Hojas cortando el viento. Una hélice moviéndose a una velocidad superior. Guiada por aquel sonido, torció el cuello para mirar. No pudo evitar abrir los ojos cuando vio a Naruto de pie, con la sangre fresca manchando su ropa junto a un enorme agujero en su abdomen que no cerraba.
―¡Idiota!―intentó tomarlo del brazo―¡Estas...!
Entonces, lo vio. Una enorme esfera en la mano derecha de su sobrino envuelta en hojas de viento, como si fuera un extraño shuriken de los que amaba su hermano, un apasionado de la cultura japonesa.
―Rasen-Shuriken.
Fue un susurro, como un pequeño soplido que llegó a sus oídos de casualidad. Diciendo aquel extraño nombre, miró como Naruto daba un solo paso hacia el frente al mismo tiempo que echaba el brazo un poco hacia atrás antes de lanzar aquella enorme masa de energía. Por qué era energía. Podía sentir la energía vital en aquel movimiento, llegando hasta lo más profundo de su ser.

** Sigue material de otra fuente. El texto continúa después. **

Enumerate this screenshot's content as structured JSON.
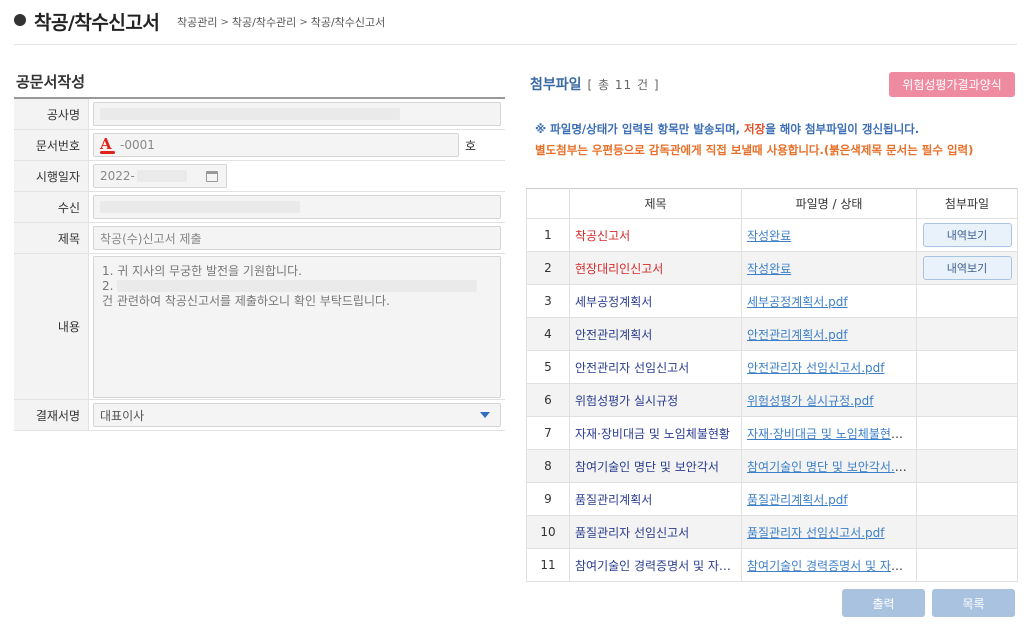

Y la sintió cuando golpeó en Atlas, moviendo al titán hacia el pilar al mismo tiempo que Helios se deshacía en partículas doradas junto a las plateadas de Selene. ¿Fueron una ilusión?
La explosión la sacó de aquel trance.
―¡Naruto!
Y oyó como su sobrino caía al suelo con un golpe seco, siendo opacado a los segundos con los rugidos de Atlas, nuevamente prisionero.
―Sobrino idiota―retiró un poco de ambrosía de su pequeña bolsa en la cintura―. Zoë. Toma esto y dáselo.
―¿Q-qué? ¿Cómo mi señora?
Golpeó sus labios.
―Con la boca.
Disfrutó ver como el rostro de su teniente se tornaba levemente rojo, siendo el centro sus mejillas. Aquello simplemente fue una jugarreta, una pequeña broma como lo habrían llamado Apolo y Hermes, y disfrutó ver la vergüenza de la fría Zoë Belladona.
―No importa―tomó con cuidado la cabeza de su sobrino y partió un poco de ambrosía―. Espero que esto sirva.
Y con cuidado, como una madre, depositó el pequeño trozo entre las mandíbulas del muchacho, creando el movimiento de mordida al mover las mandíbulas de su sobrino.
Aquello sería suficiente para salvarlo, ¿no?